Una mostra fotografica, in contemporanea alla 57^ Biennale Arte di Jacopo Di Cera, di una trentina  scatti a colori dei frammenti delle imbarcazioni che riposano nel cimitero delle barche di Lampedusa, stampati direttamente su pezzi di legno prelevati in parte dagli scafi che hanno traghettato centinaia di migliaia di persone sulle coste italiane.

Si tratta di un viaggio metaforico che parte dall’Odissea di Omero e arriva ai riferimenti visivi di Rothko e Klein per raccontare, semplicemente attraverso le forme e i colori, tutto quello che si nasconde negli occhi di chi abbandona la propria terra per fame, disperazione e paura attraverso associazioni visive e cromatiche.

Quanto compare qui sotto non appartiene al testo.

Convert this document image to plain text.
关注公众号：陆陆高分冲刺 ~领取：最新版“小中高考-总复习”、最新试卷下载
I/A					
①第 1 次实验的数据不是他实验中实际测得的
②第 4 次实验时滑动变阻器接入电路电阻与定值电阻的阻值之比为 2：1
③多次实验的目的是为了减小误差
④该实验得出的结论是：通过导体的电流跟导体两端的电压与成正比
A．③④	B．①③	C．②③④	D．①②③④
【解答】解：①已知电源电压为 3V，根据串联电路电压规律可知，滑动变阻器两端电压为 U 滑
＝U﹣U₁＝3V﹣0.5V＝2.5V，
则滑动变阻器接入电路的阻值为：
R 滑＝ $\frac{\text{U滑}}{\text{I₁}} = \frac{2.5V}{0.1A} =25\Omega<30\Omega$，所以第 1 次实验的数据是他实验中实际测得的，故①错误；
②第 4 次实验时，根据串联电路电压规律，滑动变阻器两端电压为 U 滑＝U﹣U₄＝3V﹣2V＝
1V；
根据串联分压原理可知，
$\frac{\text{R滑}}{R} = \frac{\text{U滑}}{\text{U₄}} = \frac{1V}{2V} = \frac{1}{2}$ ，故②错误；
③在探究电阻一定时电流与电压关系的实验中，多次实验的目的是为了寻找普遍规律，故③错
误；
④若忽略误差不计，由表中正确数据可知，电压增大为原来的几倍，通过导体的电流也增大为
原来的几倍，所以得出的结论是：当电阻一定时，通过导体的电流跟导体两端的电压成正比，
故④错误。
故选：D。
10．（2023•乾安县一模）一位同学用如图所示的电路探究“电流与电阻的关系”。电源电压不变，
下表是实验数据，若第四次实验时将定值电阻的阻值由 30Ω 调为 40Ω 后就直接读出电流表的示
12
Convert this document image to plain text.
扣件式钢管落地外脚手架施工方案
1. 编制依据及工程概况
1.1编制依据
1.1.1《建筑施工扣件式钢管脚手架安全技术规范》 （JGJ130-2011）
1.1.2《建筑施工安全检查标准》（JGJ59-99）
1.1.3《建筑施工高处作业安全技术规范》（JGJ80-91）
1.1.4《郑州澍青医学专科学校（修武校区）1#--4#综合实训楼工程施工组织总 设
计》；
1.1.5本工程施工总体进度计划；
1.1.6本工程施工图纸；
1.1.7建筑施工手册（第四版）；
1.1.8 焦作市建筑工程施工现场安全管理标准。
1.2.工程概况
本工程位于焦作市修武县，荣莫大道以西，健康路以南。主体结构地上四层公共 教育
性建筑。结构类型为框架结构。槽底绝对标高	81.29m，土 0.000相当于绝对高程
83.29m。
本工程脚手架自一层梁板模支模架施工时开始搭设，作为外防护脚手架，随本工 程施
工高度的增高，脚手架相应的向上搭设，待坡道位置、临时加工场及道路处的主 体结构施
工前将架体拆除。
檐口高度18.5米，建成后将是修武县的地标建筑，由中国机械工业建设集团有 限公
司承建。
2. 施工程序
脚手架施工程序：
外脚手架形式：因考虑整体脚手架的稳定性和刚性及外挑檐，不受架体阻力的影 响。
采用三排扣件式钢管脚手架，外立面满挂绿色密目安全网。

Quella di Jacopo Di Cera non è solo una mostra fotografica di straordinario impatto visivo, ma è anche itinerante per sensibilizzare chi visita la mostra al dramma migratorio che nel 2016 ha toccato con successo le città di Milano, Roma, Arles, Carrara, Napoli, Torino e Parigi.

Nelle barche di Lampedusa che Jacopo Di Cera ha portato a Venezia sono i contenitori di sofferenza e speranze per un approdo sicuro per un’umanità vittima delle contraddizioni di un Mondo dalle disuguaglianze sempre più ampie e in cerca di una nuova opportunità.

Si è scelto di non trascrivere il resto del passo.